Thus by a certaine Orbe he measures out the dayes,
Remembring some great Oke from small beginning spred,
He sees the wood grow old, which with himselfe was bred.
Verona next of Townes as farre as India seemes,
And for the ruddy Sea, Benacus he esteemes:
Yet still his armes are firme, his strength vntam'd and greene;
The full third age hath him a lusty Grandsire seene.
Let others trauaile farre, and hidden coasts display,
This man hath more of life, and those haue more of way.
Elijah Fenton (1683-1730), Oxford and Cambridge Miscellany Poems (London: Printed for Bernard Lintott, 1708), pp. 18-20:
Happy the Man who all his Days does pass
In the paternal Cottage of his Race;
Where first his trembling Infant steps he try'd
Which now supports his Age, and once his Youth employ'd.
This was the Cottage his Forefathers knew,
It saw his Birth, shall see his Burial too;
Unequal Fortunes, and Ambition's Fate
Are things Experience never taught him yet.

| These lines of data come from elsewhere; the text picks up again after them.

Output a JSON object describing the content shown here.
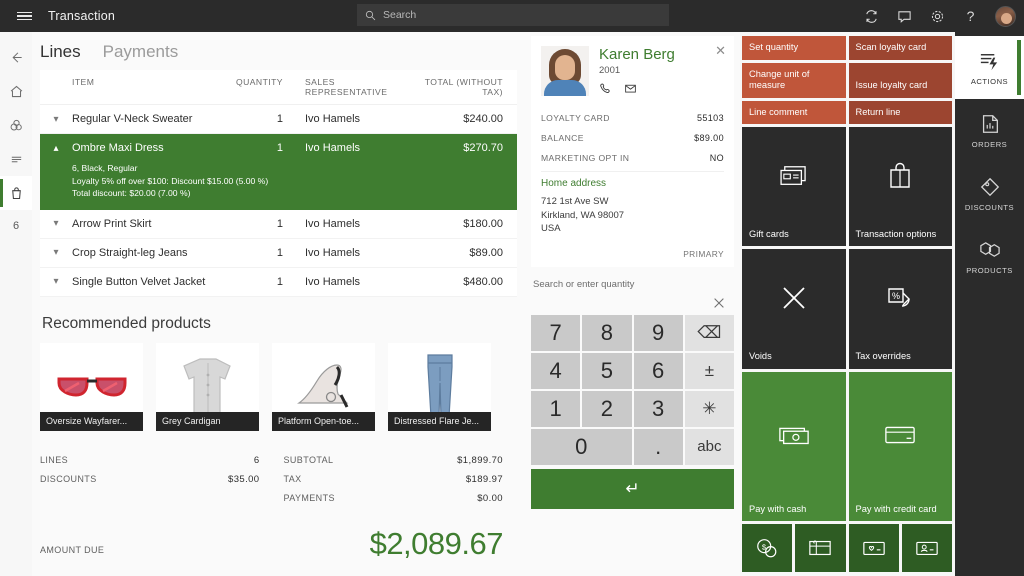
{
  "header": {
    "menu_icon": "hamburger-icon",
    "title": "Transaction",
    "search_placeholder": "Search",
    "icons": [
      "sync-icon",
      "chat-icon",
      "gear-icon",
      "help-icon",
      "avatar"
    ]
  },
  "left_rail": {
    "items": [
      {
        "name": "back",
        "icon": "back-arrow-icon",
        "selected": false
      },
      {
        "name": "home",
        "icon": "home-icon",
        "selected": false
      },
      {
        "name": "products",
        "icon": "products-icon",
        "selected": false
      },
      {
        "name": "list",
        "icon": "list-icon",
        "selected": false
      },
      {
        "name": "cart",
        "icon": "cart-icon",
        "selected": true
      }
    ],
    "badge": "6"
  },
  "tabs": [
    {
      "label": "Lines",
      "active": true
    },
    {
      "label": "Payments",
      "active": false
    }
  ],
  "lines_table": {
    "columns": [
      "ITEM",
      "QUANTITY",
      "SALES REPRESENTATIVE",
      "TOTAL (WITHOUT TAX)"
    ],
    "rows": [
      {
        "item": "Regular V-Neck Sweater",
        "quantity": "1",
        "rep": "Ivo Hamels",
        "total": "$240.00",
        "expanded": false,
        "selected": false
      },
      {
        "item": "Ombre Maxi Dress",
        "quantity": "1",
        "rep": "Ivo Hamels",
        "total": "$270.70",
        "expanded": true,
        "selected": true,
        "details": [
          "6, Black, Regular",
          "Loyalty 5% off over $100: Discount $15.00 (5.00 %)",
          "Total discount: $20.00 (7.00 %)"
        ]
      },
      {
        "item": "Arrow Print Skirt",
        "quantity": "1",
        "rep": "Ivo Hamels",
        "total": "$180.00",
        "expanded": false,
        "selected": false
      },
      {
        "item": "Crop Straight-leg Jeans",
        "quantity": "1",
        "rep": "Ivo Hamels",
        "total": "$89.00",
        "expanded": false,
        "selected": false
      },
      {
        "item": "Single Button Velvet Jacket",
        "quantity": "1",
        "rep": "Ivo Hamels",
        "total": "$480.00",
        "expanded": false,
        "selected": false
      }
    ]
  },
  "recommended": {
    "title": "Recommended products",
    "products": [
      {
        "label": "Oversize Wayfarer...",
        "image": "sunglasses"
      },
      {
        "label": "Grey Cardigan",
        "image": "cardigan"
      },
      {
        "label": "Platform Open-toe...",
        "image": "high-heel"
      },
      {
        "label": "Distressed Flare Je...",
        "image": "jeans"
      }
    ]
  },
  "totals": {
    "left": [
      {
        "label": "LINES",
        "value": "6"
      },
      {
        "label": "DISCOUNTS",
        "value": "$35.00"
      }
    ],
    "right": [
      {
        "label": "SUBTOTAL",
        "value": "$1,899.70"
      },
      {
        "label": "TAX",
        "value": "$189.97"
      },
      {
        "label": "PAYMENTS",
        "value": "$0.00"
      }
    ],
    "amount_due_label": "AMOUNT DUE",
    "amount_due_value": "$2,089.67"
  },
  "customer": {
    "name": "Karen Berg",
    "id": "2001",
    "phone_icon": "phone-icon",
    "email_icon": "envelope-icon",
    "close_icon": "close-icon",
    "fields": [
      {
        "label": "LOYALTY CARD",
        "value": "55103"
      },
      {
        "label": "BALANCE",
        "value": "$89.00"
      },
      {
        "label": "MARKETING OPT IN",
        "value": "NO"
      }
    ],
    "address_title": "Home address",
    "address_lines": [
      "712 1st Ave SW",
      "Kirkland, WA 98007",
      "USA"
    ],
    "address_tag": "PRIMARY"
  },
  "keypad": {
    "label": "Search or enter quantity",
    "clear_icon": "close-icon",
    "keys": [
      {
        "label": "7",
        "type": "num"
      },
      {
        "label": "8",
        "type": "num"
      },
      {
        "label": "9",
        "type": "num"
      },
      {
        "label": "⌫",
        "type": "fn",
        "name": "backspace-icon"
      },
      {
        "label": "4",
        "type": "num"
      },
      {
        "label": "5",
        "type": "num"
      },
      {
        "label": "6",
        "type": "num"
      },
      {
        "label": "±",
        "type": "fn",
        "name": "plus-minus-key"
      },
      {
        "label": "1",
        "type": "num"
      },
      {
        "label": "2",
        "type": "num"
      },
      {
        "label": "3",
        "type": "num"
      },
      {
        "label": "✳",
        "type": "fn",
        "name": "asterisk-key"
      },
      {
        "label": "0",
        "type": "num",
        "span": true
      },
      {
        "label": ".",
        "type": "num"
      },
      {
        "label": "abc",
        "type": "fn",
        "name": "abc-key"
      }
    ],
    "enter_label": "↵"
  },
  "tiles": {
    "rows": [
      [
        {
          "label": "Set quantity",
          "style": "t-orange",
          "icon": null
        },
        {
          "label": "Scan loyalty card",
          "style": "t-orange-dk",
          "icon": null
        }
      ],
      [
        {
          "label": "Change unit of measure",
          "style": "t-orange",
          "icon": null
        },
        {
          "label": "Issue loyalty card",
          "style": "t-orange-dk",
          "icon": null
        }
      ],
      [
        {
          "label": "Line comment",
          "style": "t-orange",
          "icon": null
        },
        {
          "label": "Return line",
          "style": "t-orange-dk",
          "icon": null
        }
      ],
      [
        {
          "label": "Gift cards",
          "style": "t-dark",
          "icon": "gift-card-icon"
        },
        {
          "label": "Transaction options",
          "style": "t-dark",
          "icon": "shopping-bag-icon"
        }
      ],
      [
        {
          "label": "Voids",
          "style": "t-dark",
          "icon": "close-x-icon"
        },
        {
          "label": "Tax overrides",
          "style": "t-dark",
          "icon": "tax-override-icon"
        }
      ],
      [
        {
          "label": "Pay with cash",
          "style": "t-green",
          "icon": "cash-icon"
        },
        {
          "label": "Pay with credit card",
          "style": "t-green",
          "icon": "credit-card-icon"
        }
      ]
    ],
    "mini_tiles": [
      {
        "name": "pay-currency-button",
        "icon": "coins-icon"
      },
      {
        "name": "pay-gift-card-button",
        "icon": "gift-card-icon"
      },
      {
        "name": "pay-loyalty-button",
        "icon": "loyalty-card-icon"
      },
      {
        "name": "pay-customer-account-button",
        "icon": "customer-account-icon"
      }
    ]
  },
  "right_rail": {
    "items": [
      {
        "label": "ACTIONS",
        "icon": "actions-icon",
        "selected": true
      },
      {
        "label": "ORDERS",
        "icon": "orders-icon",
        "selected": false
      },
      {
        "label": "DISCOUNTS",
        "icon": "discounts-icon",
        "selected": false
      },
      {
        "label": "PRODUCTS",
        "icon": "products-cube-icon",
        "selected": false
      }
    ]
  },
  "colors": {
    "accent_green": "#3f7d30",
    "tile_orange": "#c0563a",
    "tile_orange_dark": "#9c4530",
    "tile_dark": "#2b2b2b",
    "tile_green": "#4a8a38",
    "tile_green_dark": "#2e5c23"
  }
}
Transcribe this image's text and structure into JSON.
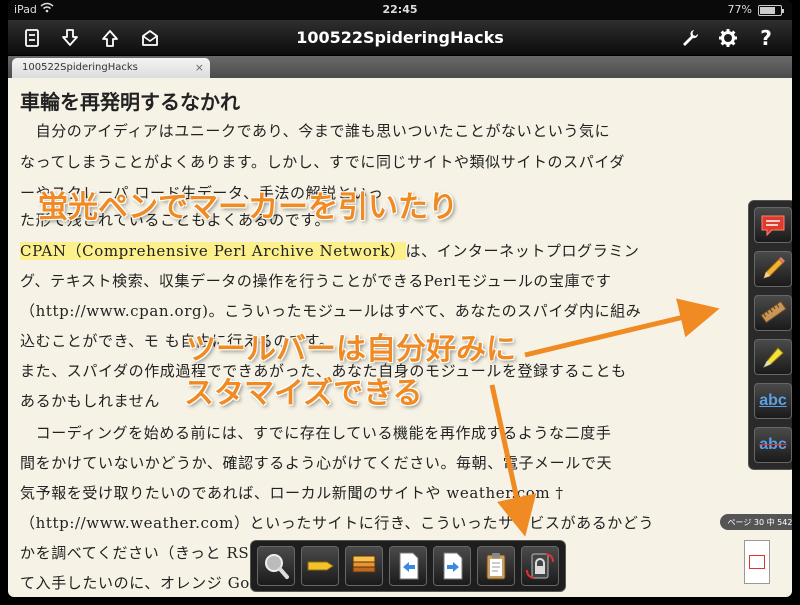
{
  "status": {
    "device": "iPad",
    "time": "22:45",
    "battery": "77%",
    "battery_level": 0.77
  },
  "nav": {
    "title": "100522SpideringHacks"
  },
  "tab": {
    "label": "100522SpideringHacks",
    "close": "×"
  },
  "page": {
    "heading": "車輪を再発明するなかれ",
    "lines": [
      "　自分のアイディアはユニークであり、今まで誰も思いついたことがないという気に",
      "なってしまうことがよくあります。しかし、すでに同じサイトや類似サイトのスパイダ",
      "ーやスクレーパ                   ロード生データ、手法の解説といっ",
      "た形で残されていることもよくあるのです。",
      "CPAN（Comprehensive Perl Archive Network）",
      "は、インターネットプログラミン",
      "グ、テキスト検索、収集データの操作を行うことができるPerlモジュールの宝庫です",
      "（http://www.cpan.org)。こういったモジュールはすべて、あなたのスパイダ内に組み",
      "込むことができ、モ                                   も自由に行えるのです。",
      "また、スパイダの作成過程でできあがった、あなた自身のモジュールを登録することも",
      "あるかもしれません",
      "　コーディングを始める前には、すでに存在している機能を再作成するような二度手",
      "間をかけていないかどうか、確認するよう心がけてください。毎朝、電子メールで天",
      "気予報を受け取りたいのであれば、ローカル新聞のサイトや weather.com †",
      "（http://www.weather.com）といったサイトに行き、こういったサービスがあるかどう",
      "かを調べてください（きっと                                RSSフィードとし",
      "て入手したいのに、オレンジ                                Googleで検索し"
    ]
  },
  "captions": {
    "marker": "蛍光ペンでマーカーを引いたり",
    "toolbar1": "ツールバーは自分好みに",
    "toolbar2": "スタマイズできる"
  },
  "page_indicator": {
    "text": "ページ 30 中 542"
  },
  "colors": {
    "caption": "#f08a22",
    "highlight": "#fbf08c",
    "accent": "#e03030"
  },
  "icons": {
    "nav_left": [
      "bookmark-list-icon",
      "download-icon",
      "upload-icon",
      "mail-icon"
    ],
    "nav_right": [
      "wrench-icon",
      "gear-icon",
      "help-icon"
    ],
    "right_toolbar": [
      "note-icon",
      "pencil-icon",
      "ruler-icon",
      "highlighter-icon",
      "underline-icon",
      "strikethrough-icon"
    ],
    "bottom_toolbar": [
      "magnifier-icon",
      "highlight-marker-icon",
      "layers-icon",
      "prev-page-icon",
      "next-page-icon",
      "clipboard-icon",
      "rotation-lock-icon"
    ]
  },
  "text_tools": {
    "underline": "abc",
    "strike": "abc"
  },
  "help_glyph": "?"
}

Him to strange Lands no rambling Humour bore,
Nor breath'd he ever any Air but of his native Shore.
Free from all anxious Interests of Trade,
No storms at Sea have e'er disturb'd his Head:
He never Battel's wild Confusions saw,
Nor heard the worse Confusions of the Law.
A Stranger to the Town, and Town Employs,
Their dark and crowded Streets, their Stink and Noise;
He a more calm and brighter Sky enjoys.
Nor does the Year by change of Consuls know,
The Year his Fruit's returning Seasons show;
Quarters and Months in Nature's Face he sees,
In Flowers the Spring, and Autumn on his Trees.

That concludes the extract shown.